Theroux also writes of his own thought that: “Luxury is the enemy of observation, a costly indulgence that induces such a good feeling that you notice nothing. Luxury spoils and infantilizes you and prevents you from knowing the world. That is its purpose, the reason why luxury hotels and great hotels are full of fatheads who, when expressing an opinion, seem as though they are from another planet. It was also my experience that one of the worst aspects of traveling with wealthy people, apart from the fact that the rich never listen, is that they constantly groused about the high cost of living-indeed the rich usually complained of being poor.”

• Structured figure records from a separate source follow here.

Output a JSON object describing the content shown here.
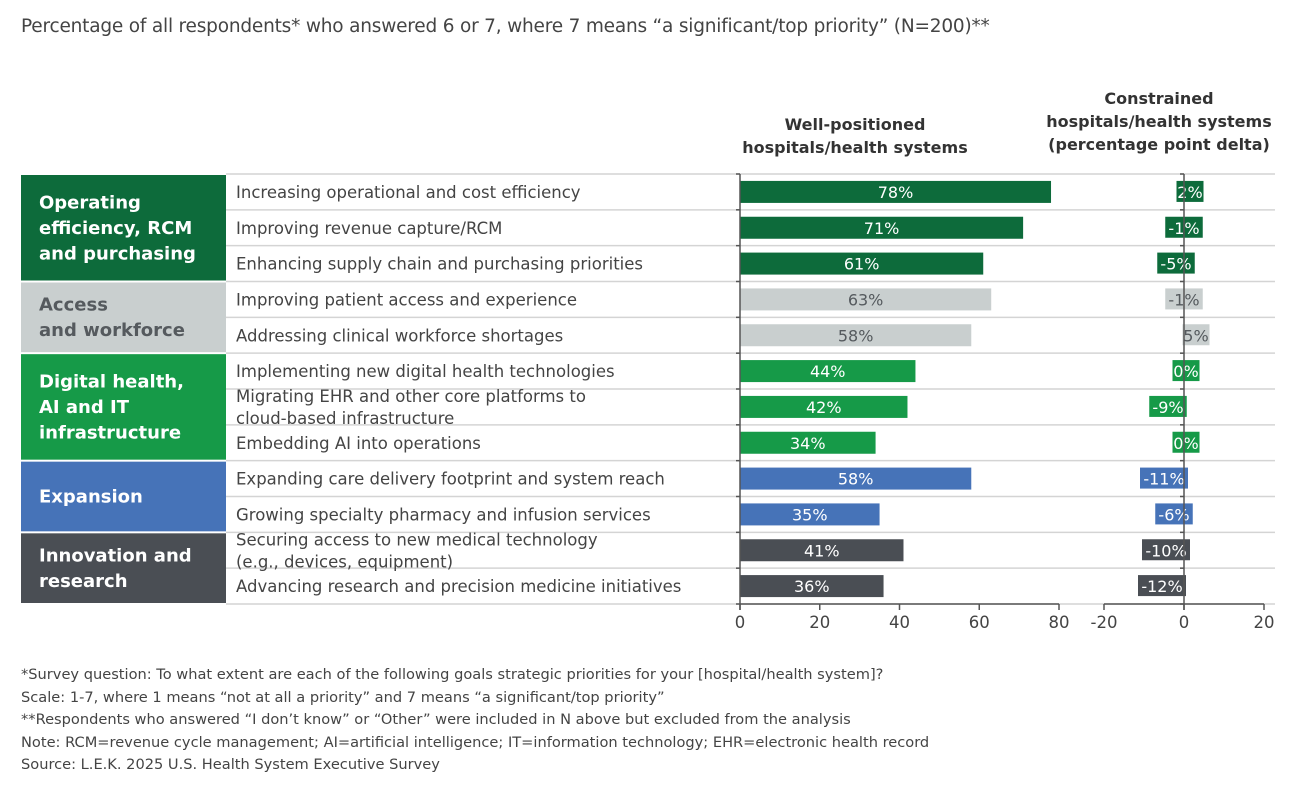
{
  "title": "Percentage of all respondents* who answered 6 or 7, where 7 means “a significant/top priority” (N=200)**",
  "chart_data": [
    {
      "type": "bar",
      "orientation": "horizontal",
      "title": "Well-positioned hospitals/health systems",
      "xlim": [
        0,
        80
      ],
      "xticks": [
        "0",
        "20",
        "40",
        "60",
        "80"
      ],
      "value_suffix": "%",
      "groups": [
        {
          "name": "Operating efficiency, RCM and purchasing",
          "color": "#0d6b3b",
          "label_color": "#ffffff"
        },
        {
          "name": "Access and workforce",
          "color": "#c9cfcf",
          "label_color": "#555a5e"
        },
        {
          "name": "Digital health, AI and IT infrastructure",
          "color": "#169a48",
          "label_color": "#ffffff"
        },
        {
          "name": "Expansion",
          "color": "#4673b8",
          "label_color": "#ffffff"
        },
        {
          "name": "Innovation and research",
          "color": "#4a4e54",
          "label_color": "#ffffff"
        }
      ],
      "categories": [
        {
          "label": "Increasing operational and cost efficiency",
          "group": 0
        },
        {
          "label": "Improving revenue capture/RCM",
          "group": 0
        },
        {
          "label": "Enhancing supply chain and purchasing priorities",
          "group": 0
        },
        {
          "label": "Improving patient access and experience",
          "group": 1
        },
        {
          "label": "Addressing clinical workforce shortages",
          "group": 1
        },
        {
          "label": "Implementing new digital health technologies",
          "group": 2
        },
        {
          "label": "Migrating EHR and other core platforms to\ncloud-based infrastructure",
          "group": 2
        },
        {
          "label": "Embedding AI into operations",
          "group": 2
        },
        {
          "label": "Expanding care delivery footprint and system reach",
          "group": 3
        },
        {
          "label": "Growing specialty pharmacy and infusion services",
          "group": 3
        },
        {
          "label": "Securing access to new medical technology\n(e.g., devices, equipment)",
          "group": 4
        },
        {
          "label": "Advancing research and precision medicine initiatives",
          "group": 4
        }
      ],
      "values": [
        78,
        71,
        61,
        63,
        58,
        44,
        42,
        34,
        58,
        35,
        41,
        36
      ]
    },
    {
      "type": "bar",
      "orientation": "horizontal",
      "title": "Constrained hospitals/health systems (percentage point delta)",
      "xlim": [
        -20,
        20
      ],
      "xticks": [
        "-20",
        "0",
        "20"
      ],
      "value_suffix": "%",
      "values": [
        2,
        -1,
        -5,
        -1,
        5,
        0,
        -9,
        0,
        -11,
        -6,
        -10,
        -12
      ]
    }
  ],
  "headers": {
    "left": [
      "Well-positioned",
      "hospitals/health systems"
    ],
    "right": [
      "Constrained",
      "hospitals/health systems",
      "(percentage point delta)"
    ]
  },
  "footnotes": [
    "*Survey question: To what extent are each of the following goals strategic priorities for your [hospital/health system]?",
    "Scale: 1-7, where 1 means “not at all a priority” and 7 means “a significant/top priority”",
    "**Respondents who answered “I don’t know” or “Other” were included in N above but excluded from the analysis",
    "Note: RCM=revenue cycle management; AI=artificial intelligence; IT=information technology; EHR=electronic health record",
    "Source: L.E.K. 2025 U.S. Health System Executive Survey"
  ]
}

It’s not just these glimpses into people’s lives that we observe. Sometimes it’s just the things around us. Things that don’t register immediately and then wham! They’re there.

This year in Panama the rainy season has been a long time coming. Rivers are so low that hydro-electric generating stations are in desperate shape. President Martinelli has ordered drastic measures to conserve electricity. Thursday when I went shopping at Plaza Terronal in David the air conditioning was off at El Rey supermarket, at Panafoto where I went to buy a new set of ear buds for my iPod, at the Subway Sandwich shop to get my “gringo fix” for the week. All by presidential decree.

The last couple of days, though, it seems that we might be getting back into our usual weather pattern. Glorious sunny morning. Blue sky and cotton ball clouds followed by intense rain in the afternoon. Gully washers. Frog choking rain. I can hear the nearby river tumbling across the rocks for the first time in months. A few days ago people who live on the other side of the river could cross it without getting their feet wet. Now they take off their shoes and roll up their pant legs. The grass in my yard has gone from Cheerio brown to jungle green and I have to get out the weed whacker and attack it in the next day or two.

And then I noticed this tree in the field next door. A week ago it didn’t have a leaf on it. It seemed dead. But yesterday I noticed that its suddenly turned green.

IMG_0284

You can observe a lot just by looking.